While his experiences are deeply personal, his observations about the natural world and our relationship to it are universal. He writes with a deep sense of responsibility toward the environment, and his reflections on the impact of humans on the planet are both poignant and thought-provoking.
7. Walking the Amazon by Ed Stafford
The story of a man's 4,000-mile journey through the Amazon rainforest, this book is a riveting tale of endurance, survival, and adventure. Walking the Amazon is a gripping tale of Ed Stafford's journey to become the first person to walk the entire length of the Amazon River. You will be thrown into the heart of the action as Stafford and his companion struggle through the dense jungle, facing numerous obstacles and dangers along the way.

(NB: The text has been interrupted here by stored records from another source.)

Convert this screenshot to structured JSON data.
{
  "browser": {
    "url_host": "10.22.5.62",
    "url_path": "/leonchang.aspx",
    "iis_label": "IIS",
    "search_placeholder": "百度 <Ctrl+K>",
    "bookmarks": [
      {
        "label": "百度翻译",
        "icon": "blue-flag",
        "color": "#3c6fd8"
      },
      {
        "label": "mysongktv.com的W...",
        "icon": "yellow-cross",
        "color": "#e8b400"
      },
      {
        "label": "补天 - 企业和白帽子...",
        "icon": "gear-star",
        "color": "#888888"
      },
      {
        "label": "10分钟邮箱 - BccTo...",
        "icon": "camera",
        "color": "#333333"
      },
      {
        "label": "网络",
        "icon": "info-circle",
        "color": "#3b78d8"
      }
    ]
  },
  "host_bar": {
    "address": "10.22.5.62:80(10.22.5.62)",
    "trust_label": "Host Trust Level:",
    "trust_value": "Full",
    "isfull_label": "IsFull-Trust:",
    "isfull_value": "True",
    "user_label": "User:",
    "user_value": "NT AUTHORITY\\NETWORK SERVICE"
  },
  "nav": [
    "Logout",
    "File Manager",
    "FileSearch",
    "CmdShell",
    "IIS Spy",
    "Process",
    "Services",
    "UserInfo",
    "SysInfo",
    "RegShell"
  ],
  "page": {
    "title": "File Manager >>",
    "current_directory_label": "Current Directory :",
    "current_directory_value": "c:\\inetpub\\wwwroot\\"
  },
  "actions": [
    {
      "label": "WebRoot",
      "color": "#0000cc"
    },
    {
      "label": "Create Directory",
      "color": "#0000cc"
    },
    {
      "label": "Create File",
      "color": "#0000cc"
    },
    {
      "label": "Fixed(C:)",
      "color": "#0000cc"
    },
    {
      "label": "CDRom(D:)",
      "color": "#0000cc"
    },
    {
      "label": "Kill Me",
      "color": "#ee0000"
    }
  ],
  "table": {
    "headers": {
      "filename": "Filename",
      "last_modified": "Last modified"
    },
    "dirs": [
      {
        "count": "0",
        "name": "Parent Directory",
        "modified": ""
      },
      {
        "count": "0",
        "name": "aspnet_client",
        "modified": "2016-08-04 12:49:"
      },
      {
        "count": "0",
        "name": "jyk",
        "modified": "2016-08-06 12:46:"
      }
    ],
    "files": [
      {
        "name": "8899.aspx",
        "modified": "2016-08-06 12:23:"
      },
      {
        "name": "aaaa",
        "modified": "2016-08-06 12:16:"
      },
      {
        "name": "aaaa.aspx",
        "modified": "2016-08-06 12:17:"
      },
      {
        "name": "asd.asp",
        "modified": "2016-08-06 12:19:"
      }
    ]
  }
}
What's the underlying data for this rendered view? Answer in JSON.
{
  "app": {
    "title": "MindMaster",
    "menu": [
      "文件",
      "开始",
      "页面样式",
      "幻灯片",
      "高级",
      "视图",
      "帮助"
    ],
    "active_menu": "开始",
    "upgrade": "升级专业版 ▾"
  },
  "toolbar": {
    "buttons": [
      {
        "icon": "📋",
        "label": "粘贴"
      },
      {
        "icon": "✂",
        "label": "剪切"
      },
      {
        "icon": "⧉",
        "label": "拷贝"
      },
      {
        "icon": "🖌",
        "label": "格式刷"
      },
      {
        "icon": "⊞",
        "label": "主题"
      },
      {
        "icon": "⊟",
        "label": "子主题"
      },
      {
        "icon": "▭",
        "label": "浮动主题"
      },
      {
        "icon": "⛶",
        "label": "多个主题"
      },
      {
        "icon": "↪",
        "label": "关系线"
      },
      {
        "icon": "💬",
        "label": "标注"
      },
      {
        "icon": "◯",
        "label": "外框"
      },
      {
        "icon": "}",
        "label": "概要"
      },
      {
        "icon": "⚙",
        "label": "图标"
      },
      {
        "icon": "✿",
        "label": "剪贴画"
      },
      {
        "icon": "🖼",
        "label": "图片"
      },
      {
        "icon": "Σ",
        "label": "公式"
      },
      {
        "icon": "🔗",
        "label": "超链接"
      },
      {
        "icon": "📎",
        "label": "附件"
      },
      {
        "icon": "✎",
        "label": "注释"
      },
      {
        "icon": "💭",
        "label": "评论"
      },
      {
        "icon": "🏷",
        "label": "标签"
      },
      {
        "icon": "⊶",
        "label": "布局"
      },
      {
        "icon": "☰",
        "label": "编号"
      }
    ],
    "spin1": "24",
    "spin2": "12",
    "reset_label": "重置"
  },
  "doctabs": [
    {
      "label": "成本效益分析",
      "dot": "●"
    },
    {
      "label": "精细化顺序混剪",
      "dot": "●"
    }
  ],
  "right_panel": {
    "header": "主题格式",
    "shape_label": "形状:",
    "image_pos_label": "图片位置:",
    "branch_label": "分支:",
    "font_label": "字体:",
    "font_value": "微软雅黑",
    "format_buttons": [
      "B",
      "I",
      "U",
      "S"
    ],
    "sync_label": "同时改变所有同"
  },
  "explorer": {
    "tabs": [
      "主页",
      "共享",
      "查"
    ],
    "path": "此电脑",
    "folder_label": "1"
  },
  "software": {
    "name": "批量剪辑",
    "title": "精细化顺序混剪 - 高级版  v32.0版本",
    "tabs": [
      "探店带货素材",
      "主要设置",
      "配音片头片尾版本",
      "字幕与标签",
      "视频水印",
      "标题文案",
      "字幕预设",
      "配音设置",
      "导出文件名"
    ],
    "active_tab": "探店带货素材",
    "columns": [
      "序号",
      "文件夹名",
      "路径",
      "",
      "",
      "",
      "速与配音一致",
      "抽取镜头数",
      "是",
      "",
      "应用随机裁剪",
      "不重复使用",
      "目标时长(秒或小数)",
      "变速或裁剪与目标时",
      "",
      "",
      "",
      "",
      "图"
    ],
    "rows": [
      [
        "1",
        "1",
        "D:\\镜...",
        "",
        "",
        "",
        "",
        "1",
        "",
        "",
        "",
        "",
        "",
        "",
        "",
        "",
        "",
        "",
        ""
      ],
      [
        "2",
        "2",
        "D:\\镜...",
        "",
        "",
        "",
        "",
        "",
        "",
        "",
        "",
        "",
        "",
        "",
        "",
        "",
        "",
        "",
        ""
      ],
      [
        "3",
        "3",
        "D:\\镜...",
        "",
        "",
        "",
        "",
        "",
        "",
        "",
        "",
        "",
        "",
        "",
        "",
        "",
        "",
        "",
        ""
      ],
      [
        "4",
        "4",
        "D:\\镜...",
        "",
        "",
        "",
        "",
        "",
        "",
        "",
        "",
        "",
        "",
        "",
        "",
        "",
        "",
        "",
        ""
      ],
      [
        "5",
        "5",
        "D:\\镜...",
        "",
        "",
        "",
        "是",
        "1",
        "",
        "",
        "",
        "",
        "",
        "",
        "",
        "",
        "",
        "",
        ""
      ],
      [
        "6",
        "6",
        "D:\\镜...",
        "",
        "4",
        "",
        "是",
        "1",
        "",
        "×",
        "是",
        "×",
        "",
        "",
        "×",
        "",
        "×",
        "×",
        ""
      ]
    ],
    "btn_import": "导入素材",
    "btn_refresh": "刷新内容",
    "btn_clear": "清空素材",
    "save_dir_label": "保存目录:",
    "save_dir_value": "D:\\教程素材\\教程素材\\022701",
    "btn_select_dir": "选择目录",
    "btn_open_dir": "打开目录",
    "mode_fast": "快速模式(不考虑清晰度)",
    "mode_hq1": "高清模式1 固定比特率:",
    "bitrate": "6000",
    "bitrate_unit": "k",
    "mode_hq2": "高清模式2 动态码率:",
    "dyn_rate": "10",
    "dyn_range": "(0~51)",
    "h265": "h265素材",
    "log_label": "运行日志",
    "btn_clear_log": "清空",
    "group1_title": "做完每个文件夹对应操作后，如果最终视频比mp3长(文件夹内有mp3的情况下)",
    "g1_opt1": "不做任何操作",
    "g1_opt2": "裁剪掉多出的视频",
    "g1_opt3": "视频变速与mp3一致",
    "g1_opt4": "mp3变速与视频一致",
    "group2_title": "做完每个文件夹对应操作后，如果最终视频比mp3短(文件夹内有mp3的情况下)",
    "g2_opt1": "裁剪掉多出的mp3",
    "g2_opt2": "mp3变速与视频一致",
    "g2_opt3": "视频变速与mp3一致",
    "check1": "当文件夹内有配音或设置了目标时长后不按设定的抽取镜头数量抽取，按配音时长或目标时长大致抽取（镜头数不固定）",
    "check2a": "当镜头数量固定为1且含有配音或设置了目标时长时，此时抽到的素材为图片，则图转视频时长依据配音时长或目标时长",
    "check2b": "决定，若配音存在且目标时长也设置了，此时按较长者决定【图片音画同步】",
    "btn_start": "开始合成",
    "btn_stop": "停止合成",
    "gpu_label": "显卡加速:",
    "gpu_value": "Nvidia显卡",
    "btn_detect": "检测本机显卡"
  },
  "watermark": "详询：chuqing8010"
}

"Life doesn't always go to plan, and it's how you adapt to the unexpected that really counts. I learned this lesson the hard way as I walked the length of the Amazon River, a journey that took me over two and a half years and tested me to my limits. I encountered countless obstacles along the way, from venomous snakes and piranhas to hostile tribes and impenetrable jungle. But through it all, I remained focused on my goal, driven by a deep sense of purpose and a burning desire to explore the unknown. The Amazon is a place of incredible beauty and danger, a wilderness that demands respect and rewards those who are willing to push themselves to their limits. It was a journey that changed me forever, and I am grateful for every step of the way."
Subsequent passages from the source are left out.